According to a survey conducted by LifeWay Research of 1,000 Protestant pastors, 67 percent of pastors encourage their congregation to invite their neighbors to church on Halloween day. The survey found that pastors with larger congregations (250 or more attendees) are more likely to encourage their members to invite their friends and neighbors (86 percent) to church than small churches with 50 or less members (48 percent).
Pastors are also more likely to encourage their church members to befriend trick-or-treaters (52 percent) than to hand out gospel tracts (26 percent), with pastors at larger churches more likely to encourage their congregations to do so (63 percent) than are those at smaller churches (42 percent).
“This is a time when your neighbors literally come to your doorstep,” says executive director of LifeWay Research Scott McConnell. “Pastors don’t want their church members to waste that chance to make a connection or invite someone to church.”
Furthermore, Baptist pastors (47 percent) are more likely to encourage church members to hand out gospel tracts than are mainline pastors (15 percent) and evangelical pastors (32 percent).
One-in-ten pastors tell church members to skip Halloween completely (8 percent).

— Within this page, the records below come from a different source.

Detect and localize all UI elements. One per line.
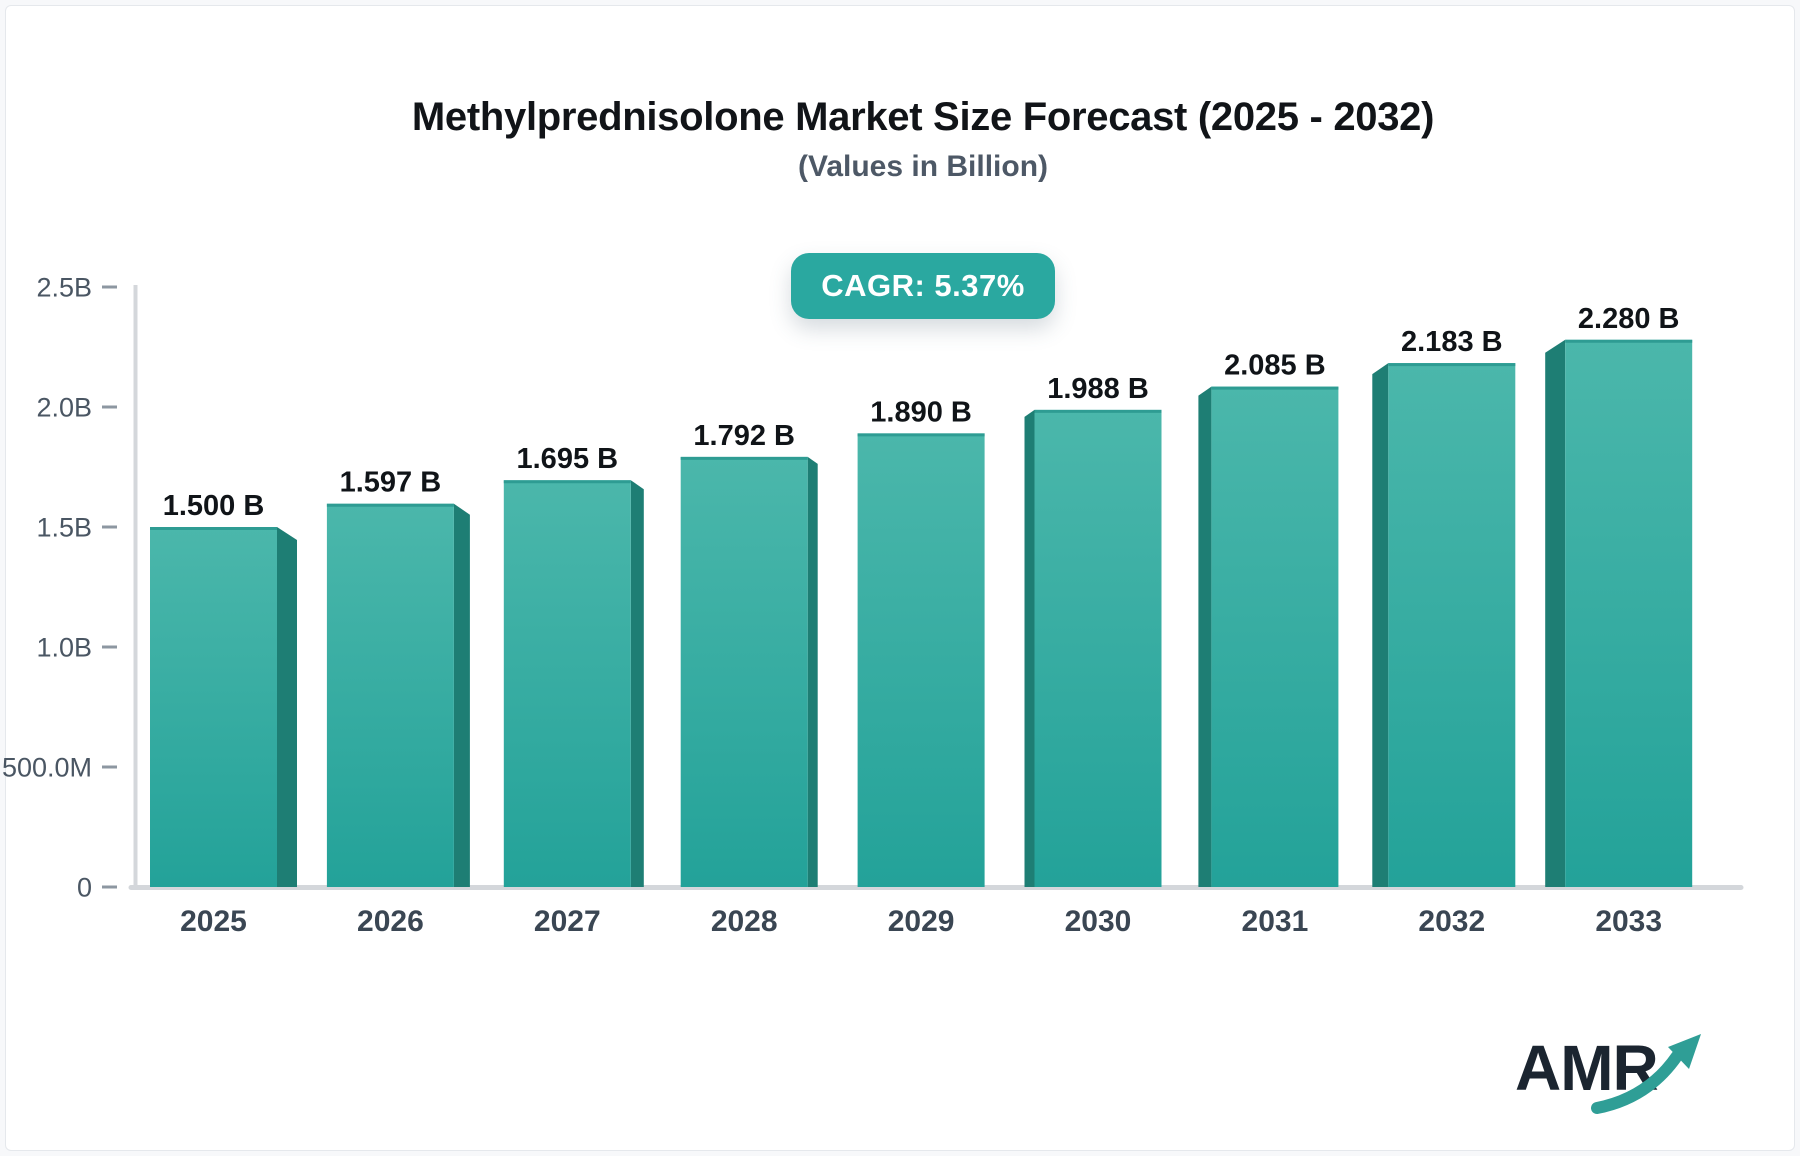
- bar-2027: 1.695 B 2027: [503, 443, 644, 938]
- bar-side-face: [807, 456, 818, 887]
- bar-front-face: [326, 503, 454, 887]
- bar-side-face: [277, 527, 297, 887]
- cagr-badge: CAGR: 5.37%: [791, 253, 1055, 319]
- bar-2026: 1.597 B 2026: [326, 467, 470, 938]
- chart-header: Methylprednisolone Market Size Forecast …: [46, 93, 1800, 185]
- x-axis-label: 2028: [711, 905, 778, 938]
- x-axis-label: 2031: [1242, 905, 1309, 938]
- growth-arrow-icon: [1591, 1050, 1683, 1114]
- bar-value-label: 1.500 B: [163, 490, 265, 522]
- bar-2031: 2.085 B 2031: [1198, 350, 1339, 938]
- bar-side-face: [1024, 409, 1035, 887]
- bar-front-face: [680, 456, 808, 887]
- bar-value-label: 1.890 B: [870, 396, 972, 428]
- bar-front-face: [1565, 339, 1693, 887]
- bar-front-face: [1388, 363, 1516, 888]
- bar-2030: 1.988 B 2030: [1024, 373, 1162, 938]
- bar-front-face: [1211, 386, 1339, 887]
- bar-value-label: 1.792 B: [693, 420, 795, 452]
- bar-2033: 2.280 B 2033: [1545, 303, 1693, 938]
- y-axis-tick-label: 1.0B: [36, 632, 92, 662]
- bar-value-label: 2.280 B: [1578, 303, 1680, 335]
- bar-side-face: [630, 480, 644, 887]
- y-axis-tick-label: 0: [77, 872, 92, 902]
- chart-title: Methylprednisolone Market Size Forecast …: [411, 95, 1435, 139]
- bar-value-label: 1.988 B: [1047, 373, 1149, 405]
- bar-2025: 1.500 B 2025: [150, 490, 297, 938]
- x-axis-label: 2029: [888, 905, 955, 938]
- bar-value-label: 1.695 B: [517, 443, 619, 475]
- x-axis-label: 2025: [180, 905, 247, 938]
- x-axis-label: 2026: [357, 905, 424, 938]
- bar-2029: 1.890 B 2029: [857, 396, 985, 938]
- x-axis-label: 2033: [1595, 905, 1662, 938]
- y-axis-tick-label: 1.5B: [36, 512, 92, 542]
- bar-side-face: [1372, 363, 1389, 888]
- bar-front-face: [857, 433, 985, 887]
- x-axis-label: 2030: [1065, 905, 1132, 938]
- bar-value-label: 1.597 B: [340, 467, 442, 499]
- y-axis-tick-label: 2.0B: [36, 392, 92, 422]
- x-axis-label: 2027: [534, 905, 601, 938]
- chart-subtitle: (Values in Billion): [797, 150, 1049, 183]
- y-axis-tick-label: 2.5B: [36, 272, 92, 302]
- bar-2032: 2.183 B 2032: [1372, 326, 1516, 938]
- bar-front-face: [1034, 409, 1162, 887]
- bar-side-face: [1545, 339, 1566, 887]
- amr-logo: AMR: [1515, 1032, 1701, 1114]
- bar-front-face: [150, 527, 277, 887]
- bar-value-label: 2.183 B: [1401, 326, 1503, 358]
- bar-value-label: 2.085 B: [1224, 350, 1326, 382]
- bar-front-face: [503, 480, 631, 887]
- bar-side-face: [453, 503, 470, 887]
- bar-side-face: [1198, 386, 1212, 887]
- badge-row: CAGR: 5.37%: [46, 253, 1800, 319]
- y-axis-tick-label: 500.0M: [2, 752, 92, 782]
- x-axis-label: 2032: [1418, 905, 1485, 938]
- bar-2028: 1.792 B 2028: [680, 420, 818, 938]
- growth-arrow-head-icon: [1668, 1034, 1701, 1069]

The survey reveals that older pastors (65 years and older) are more skeptical of Halloween than their younger counterparts under 45 years old (4 percent). African-American pastors are also more likely to advise their congregations to stay away from celebrating the holiday (23 percent) than their white counterparts (7 percent).
People who attend church more are more likely to be skeptical of Halloween, according to a 2015 LifeWay study. Nearly four-in-ten Americans who attend church at least once a week say Halloween is “all in good fun” compared to those who go to church only on religious holidays who are twice as likely (82 percent) to say the same.